Similarly, industry veteran Rekha Murthy told me that the experience and Rolodex she gained from years “in the trenches with production” at NPR and later, in a series of director-level roles at PRX, gave her the confidence to know that it wouldn’t be hard to find independent work. Today, her clients include podcasts from Critical Frequency, WBUR in Boston, American Public Media, and many others. She’s also the lead curriculum designer for the Spotify Sound Up podcast training and is considered a founding member of its team, despite technically employed as a contractor. (When I asked why she didn’t stay the production course at NPR, she said, “I felt respected, but there just weren’t enough opportunities for people who were early in their career to advance. I wanted variety and opportunity.”)
On the other hand, Okereke, an English and creative writing major who started her career in book publishing PR, is proof that there’s room in audio marketing for people who bring experience from an entirely different field. “I didn’t come through traditional channels, but I can craft a story, identify themes, and build out an editorial calendar.” Her love of writing and storytelling is also an asset.
“This industry is still finding itself,” she continued. “There are a lot of creative ways to work in audio.”

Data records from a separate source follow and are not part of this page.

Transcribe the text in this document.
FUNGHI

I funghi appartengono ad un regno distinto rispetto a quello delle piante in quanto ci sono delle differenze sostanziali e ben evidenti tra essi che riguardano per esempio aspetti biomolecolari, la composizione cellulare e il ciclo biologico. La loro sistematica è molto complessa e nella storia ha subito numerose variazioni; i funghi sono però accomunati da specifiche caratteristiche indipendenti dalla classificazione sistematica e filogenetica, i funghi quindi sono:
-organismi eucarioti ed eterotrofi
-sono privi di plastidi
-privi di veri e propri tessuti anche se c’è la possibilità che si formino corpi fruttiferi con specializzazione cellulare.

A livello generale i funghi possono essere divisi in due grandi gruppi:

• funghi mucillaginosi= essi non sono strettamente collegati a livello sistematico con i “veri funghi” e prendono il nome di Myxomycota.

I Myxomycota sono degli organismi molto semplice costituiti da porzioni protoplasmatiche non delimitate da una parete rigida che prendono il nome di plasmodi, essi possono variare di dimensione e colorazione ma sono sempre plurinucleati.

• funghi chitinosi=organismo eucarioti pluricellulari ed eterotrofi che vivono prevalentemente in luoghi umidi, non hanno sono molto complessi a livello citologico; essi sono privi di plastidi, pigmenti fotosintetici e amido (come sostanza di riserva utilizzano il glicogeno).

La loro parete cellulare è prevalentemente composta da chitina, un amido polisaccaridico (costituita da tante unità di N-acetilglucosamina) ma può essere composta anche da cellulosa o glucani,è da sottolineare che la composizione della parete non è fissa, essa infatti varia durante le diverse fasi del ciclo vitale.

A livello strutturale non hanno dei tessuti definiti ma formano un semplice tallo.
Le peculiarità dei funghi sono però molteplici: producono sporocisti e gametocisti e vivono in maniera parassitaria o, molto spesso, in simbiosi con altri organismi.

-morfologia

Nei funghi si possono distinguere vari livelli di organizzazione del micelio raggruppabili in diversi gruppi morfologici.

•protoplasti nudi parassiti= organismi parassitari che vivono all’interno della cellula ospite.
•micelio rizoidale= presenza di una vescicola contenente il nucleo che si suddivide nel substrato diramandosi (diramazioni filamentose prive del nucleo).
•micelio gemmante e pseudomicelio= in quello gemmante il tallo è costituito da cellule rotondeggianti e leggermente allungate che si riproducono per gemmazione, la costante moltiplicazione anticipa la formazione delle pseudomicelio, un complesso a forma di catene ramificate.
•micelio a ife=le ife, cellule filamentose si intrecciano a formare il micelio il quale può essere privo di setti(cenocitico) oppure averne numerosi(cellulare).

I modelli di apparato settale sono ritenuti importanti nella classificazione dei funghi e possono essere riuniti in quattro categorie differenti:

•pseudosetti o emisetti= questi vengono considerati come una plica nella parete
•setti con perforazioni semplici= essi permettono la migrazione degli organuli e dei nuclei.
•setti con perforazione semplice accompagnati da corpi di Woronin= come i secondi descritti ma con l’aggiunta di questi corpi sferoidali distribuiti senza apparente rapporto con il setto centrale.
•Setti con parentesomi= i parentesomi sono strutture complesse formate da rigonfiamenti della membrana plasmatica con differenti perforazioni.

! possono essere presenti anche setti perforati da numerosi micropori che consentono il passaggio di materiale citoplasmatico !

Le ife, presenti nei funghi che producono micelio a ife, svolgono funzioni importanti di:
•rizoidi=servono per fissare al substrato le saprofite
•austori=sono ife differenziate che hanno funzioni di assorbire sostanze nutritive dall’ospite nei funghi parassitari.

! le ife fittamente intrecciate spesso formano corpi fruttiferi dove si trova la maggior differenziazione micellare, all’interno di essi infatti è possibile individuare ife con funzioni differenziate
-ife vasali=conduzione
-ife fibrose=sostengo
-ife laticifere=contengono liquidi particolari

Towards the end of working on this piece, I checked back in with Helton and asked him to reflect back on the earlier stretches of his audio career, when his professional life was a lot less stable and gainful than it is now. Does he have any regrets? “Luckily for me, finding stability didn’t require that I leave audio,” he said. “It just meant embracing a different role.
That’s all for me today! Happy holidays and see you in January.